CompanyDec 15, 2025

Why We Charge 8% (And Nothing Else)

By Dave Kouri

We get asked about our fee structure fairly often, usually by freelancers trying to decide whether BidTable is worth it compared to other platforms. This post explains our thinking.

The structure

We charge 8% on the freelancer side. That's it. Clients pay nothing to post projects or hire freelancers. The 8% is taken from the amount paid to the freelancer at project completion.

So if a client pays $1,000 for a project, the freelancer receives $920.

Why only the freelancer side?

This was a deliberate call and one we thought about for a long time. The alternative -- charging both sides, which most platforms do -- creates a weird dynamic. When clients pay a fee to post or hire, they become more transactional. They're paying for the service, so they feel more entitled to squeeze on price.

When clients pay nothing, they're more relaxed. They're more likely to pay a fair rate because they're not anchored to "well I'm already paying a platform fee." In our testing, client-side fees actually led to lower freelancer earnings on average, not higher.

Why 8%?

We're a small team. 8% covers our operating costs at current scale with a reasonable margin. It's lower than most comparable platforms (Upwork is 10-20% depending on lifetime billings). We don't plan to raise it, though we're not going to promise that forever.

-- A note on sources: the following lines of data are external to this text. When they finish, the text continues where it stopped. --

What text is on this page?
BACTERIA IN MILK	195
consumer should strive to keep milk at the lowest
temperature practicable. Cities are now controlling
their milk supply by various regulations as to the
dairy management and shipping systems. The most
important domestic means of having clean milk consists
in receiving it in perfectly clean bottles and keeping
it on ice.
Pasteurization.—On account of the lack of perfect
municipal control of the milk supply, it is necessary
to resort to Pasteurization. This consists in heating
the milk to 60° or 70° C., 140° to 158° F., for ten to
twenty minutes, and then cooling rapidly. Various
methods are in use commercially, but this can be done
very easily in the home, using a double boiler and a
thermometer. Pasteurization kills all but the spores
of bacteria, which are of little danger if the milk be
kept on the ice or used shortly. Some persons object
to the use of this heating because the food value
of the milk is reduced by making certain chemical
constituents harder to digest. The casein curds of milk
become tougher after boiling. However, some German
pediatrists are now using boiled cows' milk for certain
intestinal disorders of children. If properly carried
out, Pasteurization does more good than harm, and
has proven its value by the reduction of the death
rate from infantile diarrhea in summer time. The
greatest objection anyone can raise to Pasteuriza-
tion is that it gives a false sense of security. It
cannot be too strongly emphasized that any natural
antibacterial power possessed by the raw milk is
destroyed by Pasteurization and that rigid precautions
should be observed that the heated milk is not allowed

What the fee doesn't cover

Payment processing costs (Stripe fees) are separate and taken off the top before our cut is calculated. These average around 2.9% + $0.30 per transaction, which is standard. We don't mark this up.

One last thing

We don't charge subscription fees, listing fees, or fees to send bids. The only time we make money is when a project is successfully completed and the freelancer gets paid. We think that alignment -- our revenue only happens when you succeed -- is the right model.